Tiago Queiroz/Estadão
Tiago Queiroz/Estadão

Tribunal de Contas pede suspensão de edital do Teatro Municipal de São Paulo

Segundo parecer, há irregularidades nos termos do certame que vai escolher nova entidade gestora

João Luiz Sampaio, Especial para o Estadão

05 de outubro de 2020 | 17h01
Atualizado 05 de outubro de 2020 | 17h15

O Tribunal de Contas do Município pediu nesta segunda-feira, 5, a suspensão do edital de chamamento realizado pela Secretaria Municipal de Cultura para selecionar uma nova entidade gestora do Teatro Municipal de São Paulo.

O parecer, obtido pelo Estadão, é assinado pelo conselheiro Edson Simões e questiona diversos pontos do chamamento e conclui “pela impossibilidade do prosseguimento do certame”.
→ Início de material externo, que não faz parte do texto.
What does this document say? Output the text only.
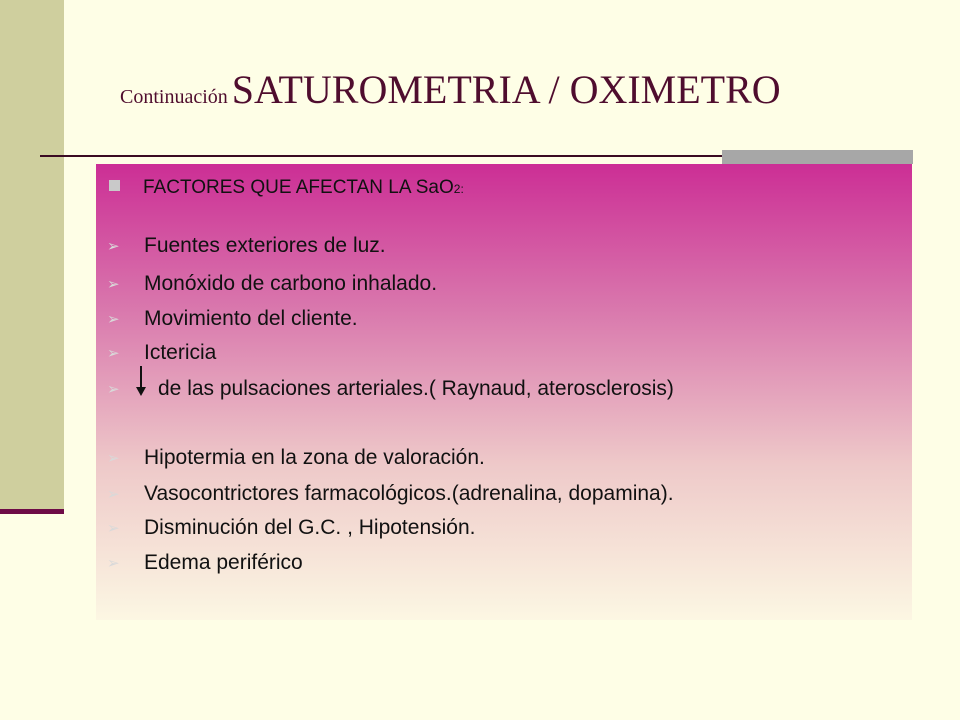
Continuación SATUROMETRIA / OXIMETRO
FACTORES QUE AFECTAN LA SaO2:
➢ Fuentes exteriores de luz.
➢ Monóxido de carbono inhalado.
➢ Movimiento del cliente.
➢ Ictericia
➢ de las pulsaciones arteriales.( Raynaud, aterosclerosis)
➢ Hipotermia en la zona de valoración.
➢ Vasocontrictores farmacológicos.(adrenalina, dopamina).
➢ Disminución del G.C. , Hipotensión.
➢ Edema periférico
Em nota, a prefeitura confirmou ter recebido o ofício do Tribunal de Contas com a determinação da suspensão do edital. “A Fundação Theatro Municipal de São Paulo informa que o edital será revisado a fim de acolher as considerações levantadas pelo TCM, que constituem aperfeiçoamentos importantes ao processo”, diz o texto.

Para Simões, há diversas irregularidades no edital. Segundo o texto, a documentação de regularidade jurídica, fiscal e trabalhista deve ser exigida de todos os proponentes; da mesma forma, é questionada a ausência de comprovação de “situação econômica satisfatória” dos proponentes, assim como a exigência de documentos que comprovem situação regular perante a Seguridade Social e a Fazenda do Estado.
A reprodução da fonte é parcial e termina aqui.